The other pilar of the WHM (Wim Hof Method) is cold exposure. Now, I would have considered myself what cold exposure researcher Susanna Søberg calls a ‘cold water sissy’ (as was she - and that’s another great podcast episode). But slowly, over time, I have built up my ability to withstand the cold. Ok, the water doesn’t get super cold in Australia, but as Susanna says, the main thing is to shock the system. And the research coming out around the benefits of this for mental and physical health is really exciting.

For example, the WHM (the breathing and the cold exposure combined) has been shown to have the following potential benefits:

  1. Improved Immune Function: Studies have shown that the WHM can boost immune system activity and reduce inflammation. This may help to prevent illnesses and improve overall health.

  2. Reduced Stress and Anxiety: The breathing exercises have been shown to reduce stress and anxiety levels, which we could all do with, to be honest

  3. Increased Energy and Focus: Many people report feeling more energised and focused after practicing the WHM. This may be due to the increase in oxygen intake and the release of endorphins during the breathing exercises.

  4. Increased Resilience: The method activates the sympathetic nervous system, triggering the "fight or flight" response in a controlled environment, which releases stress hormones like adrenaline and cortisol, helping the body cope with stress and increase resilience. In other words, regular practice can increase the body's tolerance for stress, as it gradually exposes the body to stressors.
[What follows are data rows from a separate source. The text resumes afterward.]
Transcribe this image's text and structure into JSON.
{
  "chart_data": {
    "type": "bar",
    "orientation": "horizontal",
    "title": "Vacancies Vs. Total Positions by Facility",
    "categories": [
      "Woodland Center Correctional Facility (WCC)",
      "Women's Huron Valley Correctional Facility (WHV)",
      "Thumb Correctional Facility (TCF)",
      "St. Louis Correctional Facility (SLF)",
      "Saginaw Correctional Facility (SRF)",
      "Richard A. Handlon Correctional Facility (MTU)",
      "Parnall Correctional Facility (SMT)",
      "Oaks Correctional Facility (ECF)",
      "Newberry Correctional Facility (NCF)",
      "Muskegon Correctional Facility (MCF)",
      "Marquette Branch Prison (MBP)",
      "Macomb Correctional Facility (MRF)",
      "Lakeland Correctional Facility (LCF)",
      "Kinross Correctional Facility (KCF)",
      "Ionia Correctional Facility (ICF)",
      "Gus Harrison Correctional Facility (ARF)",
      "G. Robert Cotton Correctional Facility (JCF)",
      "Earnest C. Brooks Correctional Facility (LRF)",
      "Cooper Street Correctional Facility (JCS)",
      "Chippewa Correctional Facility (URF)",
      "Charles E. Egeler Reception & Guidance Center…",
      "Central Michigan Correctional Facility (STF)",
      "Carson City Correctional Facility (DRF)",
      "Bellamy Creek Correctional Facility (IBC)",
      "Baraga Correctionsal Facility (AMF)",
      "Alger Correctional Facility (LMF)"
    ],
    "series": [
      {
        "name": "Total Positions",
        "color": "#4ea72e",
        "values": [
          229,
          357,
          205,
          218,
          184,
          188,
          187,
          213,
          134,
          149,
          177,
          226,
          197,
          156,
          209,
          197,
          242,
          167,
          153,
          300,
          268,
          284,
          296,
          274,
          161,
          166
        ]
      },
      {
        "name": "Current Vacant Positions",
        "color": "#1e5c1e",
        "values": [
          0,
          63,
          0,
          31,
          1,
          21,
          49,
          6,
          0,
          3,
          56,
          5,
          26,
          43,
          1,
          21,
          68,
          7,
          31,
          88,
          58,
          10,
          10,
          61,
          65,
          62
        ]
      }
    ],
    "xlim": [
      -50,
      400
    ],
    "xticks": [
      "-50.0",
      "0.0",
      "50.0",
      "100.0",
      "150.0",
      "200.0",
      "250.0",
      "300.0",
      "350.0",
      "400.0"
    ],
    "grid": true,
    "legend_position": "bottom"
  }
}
  5. Improved Physical Performance: Wim Hof has these wild stories of coaching people to endure great physical feats, like scaling huge mountains in record time without experiencing altitude sickness. For the rest of us, it seems to have some good health benefits for just general fitness and training.

  6. Increased Mental Clarity: It has been reported to improve mental clarity and cognitive function, resulting in clearer thinking and better decision making.

  7. Improved Sleep: Many people report that practicing the method helps with better sleep. This may be due to the reduction in stress levels and the relaxation benefits of the breathing exercises.

I’ve also heard anecdotally, that it could help with conditions such as depression, MS, autoimmune disease, and PTSD - but this is just from individual case studies (you can read more in his book). I’m not claiming that any of this is guaranteed, just that it’s an exciting area of development, and I’ve certainly seem some benefits in my own life.

If you’re interested in looking more into it, I recommend his (slightly chaotic) interview with Rangan (which guides you through the breathing exercise at the end), and you can also do the breathing exercise with him on youtube.

As for the cold exposure… crank that music, have your warm shower as usual, then just turn it cold for a few seconds at the end. Day one, you may yelp and jump out in shock after one second. Day two, maybe three seconds. But then I assure you it does get easier. And as many cold water swimmers say: if you can jump into freezing cold water in the middle of winter (or push through a short cold shower), you can handle anything.